I found myself taken aback upon seeing earnest politics taught to earnest young children, whose world is illustrated to them in dots and squiggles and playful reverie yet somewhat grounded in our common reality. Their teachers’ big ideas, however whimsical or parable-centric, are trialled every day in the classroom, modified, then renewed; not to sow the seeds of some homogenous creed, but to lead our democracy’s newest cohorts in considering their power and using it well from the beginning. These pupils will grow to be different, or “bothered”, as one speaker described.
I got a strong sense that the fruit of a budding notion, that operable civic skills should be part of every child’s development, had ripened and already been reaped. There’s a brand new generation learning to wield knowledge as capital. They will know how to have opinions on things because they will have been taught where to start.
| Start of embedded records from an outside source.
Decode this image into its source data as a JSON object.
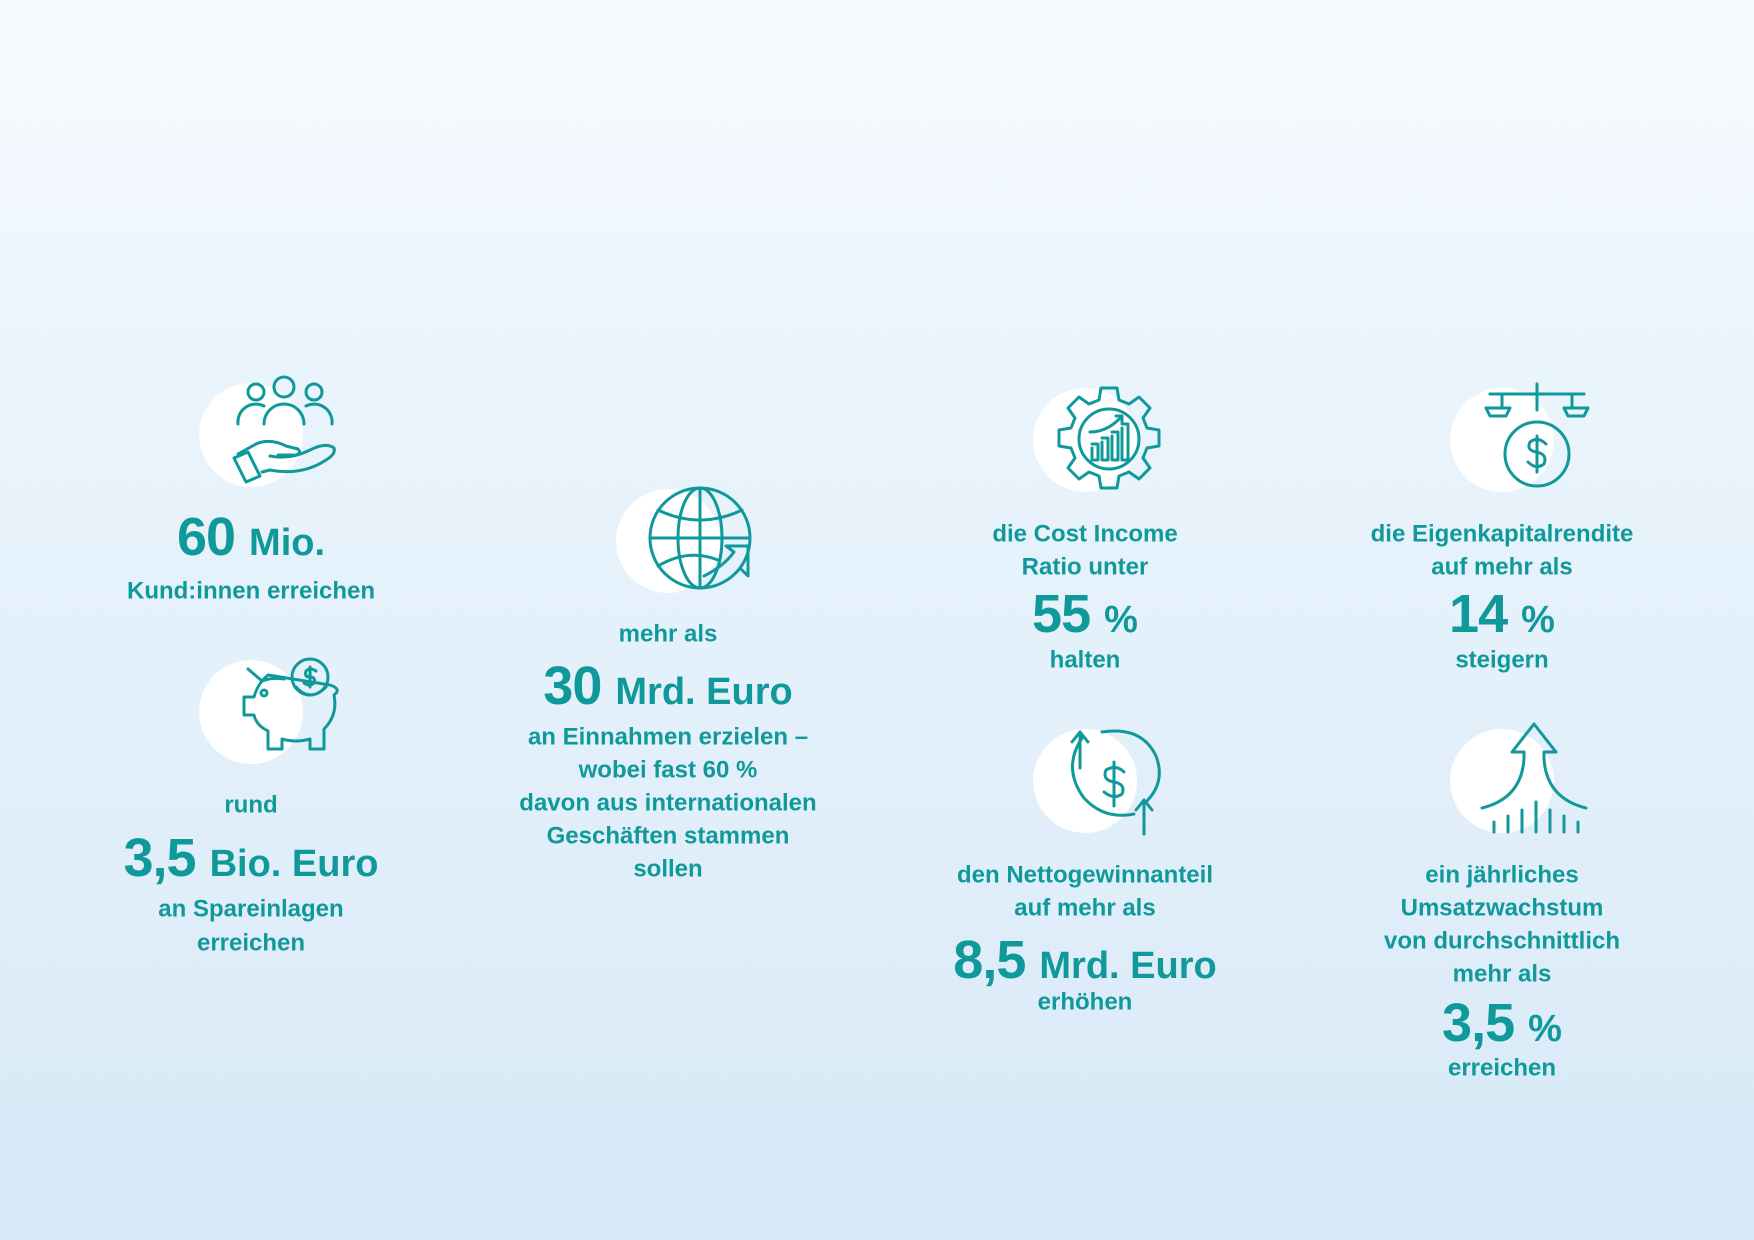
{
  "accent_color": "#10999b",
  "blocks": [
    {
      "icon": "people-in-hand-icon",
      "value": "60",
      "unit": "Mio.",
      "after": [
        "Kund:innen erreichen"
      ]
    },
    {
      "icon": "piggy-bank-icon",
      "before": [
        "rund"
      ],
      "value": "3,5",
      "unit": "Bio. Euro",
      "after": [
        "an Spareinlagen",
        "erreichen"
      ]
    },
    {
      "icon": "globe-arrow-icon",
      "before": [
        "mehr als"
      ],
      "value": "30",
      "unit": "Mrd. Euro",
      "after": [
        "an Einnahmen erzielen –",
        "wobei fast 60 %",
        "davon aus internationalen",
        "Geschäften stammen",
        "sollen"
      ]
    },
    {
      "icon": "gear-chart-icon",
      "before": [
        "die Cost Income",
        "Ratio unter"
      ],
      "value": "55",
      "unit": "%",
      "after": [
        "halten"
      ]
    },
    {
      "icon": "scale-dollar-icon",
      "before": [
        "die Eigenkapitalrendite",
        "auf mehr als"
      ],
      "value": "14",
      "unit": "%",
      "after": [
        "steigern"
      ]
    },
    {
      "icon": "dollar-cycle-icon",
      "before": [
        "den Nettogewinnanteil",
        "auf mehr als"
      ],
      "value": "8,5",
      "unit": "Mrd. Euro",
      "after": [
        "erhöhen"
      ]
    },
    {
      "icon": "growth-arrow-icon",
      "before": [
        "ein jährliches",
        "Umsatzwachstum",
        "von durchschnittlich",
        "mehr als"
      ],
      "value": "3,5",
      "unit": "%",
      "after": [
        "erreichen"
      ]
    }
  ]
}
Yet civic education still reflects the injustices of wider society. This is both due to the failures of our leading institutions and a trickle-down approach which intentionally keeps political literacy out of the hands of marginalised and less wealthy people and communities.
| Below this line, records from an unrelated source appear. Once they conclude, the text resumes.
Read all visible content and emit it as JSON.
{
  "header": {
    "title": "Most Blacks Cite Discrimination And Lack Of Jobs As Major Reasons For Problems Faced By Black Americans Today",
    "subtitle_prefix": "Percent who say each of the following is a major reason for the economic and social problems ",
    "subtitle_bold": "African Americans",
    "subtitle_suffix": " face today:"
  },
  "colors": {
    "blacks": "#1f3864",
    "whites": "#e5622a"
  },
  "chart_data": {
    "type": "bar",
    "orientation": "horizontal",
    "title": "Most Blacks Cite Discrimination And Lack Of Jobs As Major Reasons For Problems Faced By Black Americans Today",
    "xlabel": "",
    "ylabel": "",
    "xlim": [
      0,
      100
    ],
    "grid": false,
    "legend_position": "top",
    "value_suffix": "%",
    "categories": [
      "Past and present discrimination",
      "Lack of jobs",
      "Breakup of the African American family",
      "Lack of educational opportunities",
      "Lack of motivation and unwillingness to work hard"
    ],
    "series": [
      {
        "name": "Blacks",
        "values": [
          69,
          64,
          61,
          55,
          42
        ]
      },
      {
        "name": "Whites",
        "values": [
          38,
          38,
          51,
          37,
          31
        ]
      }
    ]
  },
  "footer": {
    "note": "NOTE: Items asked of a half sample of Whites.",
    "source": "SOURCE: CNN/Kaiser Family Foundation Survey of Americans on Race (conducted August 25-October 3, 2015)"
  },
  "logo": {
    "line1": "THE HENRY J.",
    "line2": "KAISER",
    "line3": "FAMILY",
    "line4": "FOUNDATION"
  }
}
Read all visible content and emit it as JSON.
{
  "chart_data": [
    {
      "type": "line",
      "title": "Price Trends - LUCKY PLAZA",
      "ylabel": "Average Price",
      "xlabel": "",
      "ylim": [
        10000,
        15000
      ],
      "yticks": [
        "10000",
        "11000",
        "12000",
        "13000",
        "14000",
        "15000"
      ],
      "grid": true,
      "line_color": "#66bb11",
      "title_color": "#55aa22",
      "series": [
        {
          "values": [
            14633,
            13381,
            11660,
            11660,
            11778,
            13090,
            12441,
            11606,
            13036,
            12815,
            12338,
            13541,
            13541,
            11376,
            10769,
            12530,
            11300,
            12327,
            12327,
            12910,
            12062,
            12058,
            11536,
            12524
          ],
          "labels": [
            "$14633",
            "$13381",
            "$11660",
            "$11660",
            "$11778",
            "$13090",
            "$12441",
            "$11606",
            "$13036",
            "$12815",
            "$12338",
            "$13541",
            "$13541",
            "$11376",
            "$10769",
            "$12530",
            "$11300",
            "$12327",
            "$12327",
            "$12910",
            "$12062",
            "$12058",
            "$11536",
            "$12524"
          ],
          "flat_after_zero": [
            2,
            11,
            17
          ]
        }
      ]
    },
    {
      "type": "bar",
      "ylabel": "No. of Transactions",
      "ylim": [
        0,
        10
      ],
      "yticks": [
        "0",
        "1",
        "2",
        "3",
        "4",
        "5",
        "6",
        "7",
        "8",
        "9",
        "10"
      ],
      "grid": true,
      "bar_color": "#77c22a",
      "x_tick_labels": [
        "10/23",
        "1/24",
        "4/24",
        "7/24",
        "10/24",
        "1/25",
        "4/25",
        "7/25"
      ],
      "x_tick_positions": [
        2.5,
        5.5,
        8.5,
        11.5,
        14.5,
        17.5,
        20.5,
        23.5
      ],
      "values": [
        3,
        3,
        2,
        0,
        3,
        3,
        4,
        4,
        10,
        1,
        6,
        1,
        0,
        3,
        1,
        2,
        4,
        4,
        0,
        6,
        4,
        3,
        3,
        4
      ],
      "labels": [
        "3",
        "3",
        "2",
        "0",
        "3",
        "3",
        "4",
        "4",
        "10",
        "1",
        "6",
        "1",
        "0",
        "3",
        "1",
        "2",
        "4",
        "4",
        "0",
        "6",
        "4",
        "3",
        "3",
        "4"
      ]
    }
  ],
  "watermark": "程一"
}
Is this why we’re so afraid of politics in schools? There is not a single socially contested issue without at least a bit of a grime at its source, whether greed or mismanagement, as if each issue was devised in a way to work in the interest of one party or group over another. Think of women’s suffrage in Britain. Enfranchisement of the female population was not denied by chance; the exclusion of each distinct social group was just as much of a choice as its inverse. The same goes for Votes at 16. If we commit to making political education as accessible as possible, the benefit delivered to young people across all social groups will be a positive lesson in and of itself. I hope that we can learn from efforts to expand liberty and literacy rather than the lack thereof.
Finally, if you’ve ever wanted to see your hypothesis go beyond a talking point, visit a working teacher. I met some of the best that Saturday; they seem to care much more than those who bear a lot more titles and a lot less heart. Thanks to them, I still believe in a future that treasures its youth.
As the day came to an end, I had the honour of concluding the conference. I gave an impromptu tribute to the power of creative pedagogy, and was genuinely moved by the audience’s reaction to receiving a few words of well-deserved gratitude. Special thanks to Dr Lisa Stephenson, Lecturer at Leeds Beckett’s School of Education, for bringing us on board and championing a new kind of learning; the same goes for Project Coordinator Ana Sanches de Arede, whose diligence was the key to a fantastic experience.